Par ailleurs, la perturbation du cycle biologique de l’abeille ne s’arrête pas au risque de retard au démarrage. Lors de pic de chaleur, autour de 37°C, il a été observé une augmentation de 70% de l’activité de butinage car de nombreuses ouvrières sont recrutées pour aller chercher de l’eau, indispensable à la thermorégulation permettant de maintenir une température optimale du nid à couvain1. Or, l’activité de butinage est épuisante pour les abeilles qui voient leur espérance de vie se réduire si elles commencent à butiner précocement et intensément. Du fait du manque de ressources florales, la sécheresse peut entraîner des conséquences allant jusqu’à des arrêts de ponte de la reine avec des conséquences sur la croissance de la population d’où un risque de diminution de la production de produits de la ruche et le maintien d’une colonie en bonne santé. De plus, si la température interne à la ruche dépasse 38°C, la fertilité des reines est altérée de manière irrémédiable2. Par ailleurs, la douceur hivernale provoque une absence d’arrêt de ponte, alors même que cet arrêt de ponte est absolument indispensable pour permettre l’efficacité des traitements à base d’acide oxalique par dégouttement ou sublimation (Apibioxal ou Oxybee), principale molécule utilisée pour la lutte contre le varroa en apiculture biologique. Or, une mauvaise gestion de la varroase entraîne de manière inévitable le déclin de la colonie et généralement sa mort à moyen terme.
On notera également que les carences en pollen dues à l’absence de disponibilité florale provoquent un affaiblissement des défenses immunitaires des abeilles à cause de carences en protéines, acides gras, vitamines et minéraux que cela entraine.
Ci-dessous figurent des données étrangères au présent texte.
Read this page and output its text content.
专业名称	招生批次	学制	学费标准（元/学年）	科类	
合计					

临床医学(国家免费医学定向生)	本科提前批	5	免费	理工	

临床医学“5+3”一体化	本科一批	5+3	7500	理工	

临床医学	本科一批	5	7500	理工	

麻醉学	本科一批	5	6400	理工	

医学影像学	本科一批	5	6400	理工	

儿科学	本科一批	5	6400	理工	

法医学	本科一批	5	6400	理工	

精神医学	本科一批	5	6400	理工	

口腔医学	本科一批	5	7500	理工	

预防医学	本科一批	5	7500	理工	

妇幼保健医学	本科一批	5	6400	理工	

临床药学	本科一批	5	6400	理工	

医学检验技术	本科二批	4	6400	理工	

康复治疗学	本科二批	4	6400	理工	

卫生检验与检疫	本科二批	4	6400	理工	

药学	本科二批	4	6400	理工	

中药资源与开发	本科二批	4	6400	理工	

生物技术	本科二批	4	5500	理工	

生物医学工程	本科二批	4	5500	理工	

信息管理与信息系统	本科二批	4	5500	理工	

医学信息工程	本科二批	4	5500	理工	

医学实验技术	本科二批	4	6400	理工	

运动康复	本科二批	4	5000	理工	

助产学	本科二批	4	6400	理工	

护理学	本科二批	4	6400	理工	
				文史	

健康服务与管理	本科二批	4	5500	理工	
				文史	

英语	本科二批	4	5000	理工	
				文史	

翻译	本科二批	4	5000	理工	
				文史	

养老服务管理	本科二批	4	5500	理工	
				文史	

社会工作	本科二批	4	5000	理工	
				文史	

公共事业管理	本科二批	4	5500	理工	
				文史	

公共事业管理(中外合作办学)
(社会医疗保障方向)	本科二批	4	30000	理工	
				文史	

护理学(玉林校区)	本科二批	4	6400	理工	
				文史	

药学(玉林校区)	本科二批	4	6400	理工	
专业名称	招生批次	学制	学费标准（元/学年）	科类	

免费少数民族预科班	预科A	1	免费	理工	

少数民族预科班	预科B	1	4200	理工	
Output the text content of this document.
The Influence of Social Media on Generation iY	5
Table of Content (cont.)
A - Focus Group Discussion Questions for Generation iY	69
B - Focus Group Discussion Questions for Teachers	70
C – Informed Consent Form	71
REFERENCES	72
DES PRATIQUES APICOLES ET LA PÉRENNITÉ DES FERMES APICOLES REMISES EN QUESTION
Face à cela, de nombreuses adaptations sont nécessaires telles que le nourrissement, la mise en place d’abreuvoirs sur les emplacements de ruchers, le changement de pratiques dans la gestion du varroa avec par exemple le recours à l’encagement des reines pour forcer l’arrêt de ponte hivernal, l’adaptation permanente du parcours et du calendrier de transhumance des ruches avec pour conséquence une augmentation de la charge de travail, de la charge mentale car il faut être prêt à remettre son programme en question au fil de la saison et des charges de mécanisation.
Il y a donc d’un côté un accroissement du temps de travail et des frais pour le nourrissement, pour la gestion du varroa, pour les transhumances, etc. Et en face une production de miel très fluctuante à cause des aléas météorologiques impactant la flore et la dynamique des colonies d’abeilles.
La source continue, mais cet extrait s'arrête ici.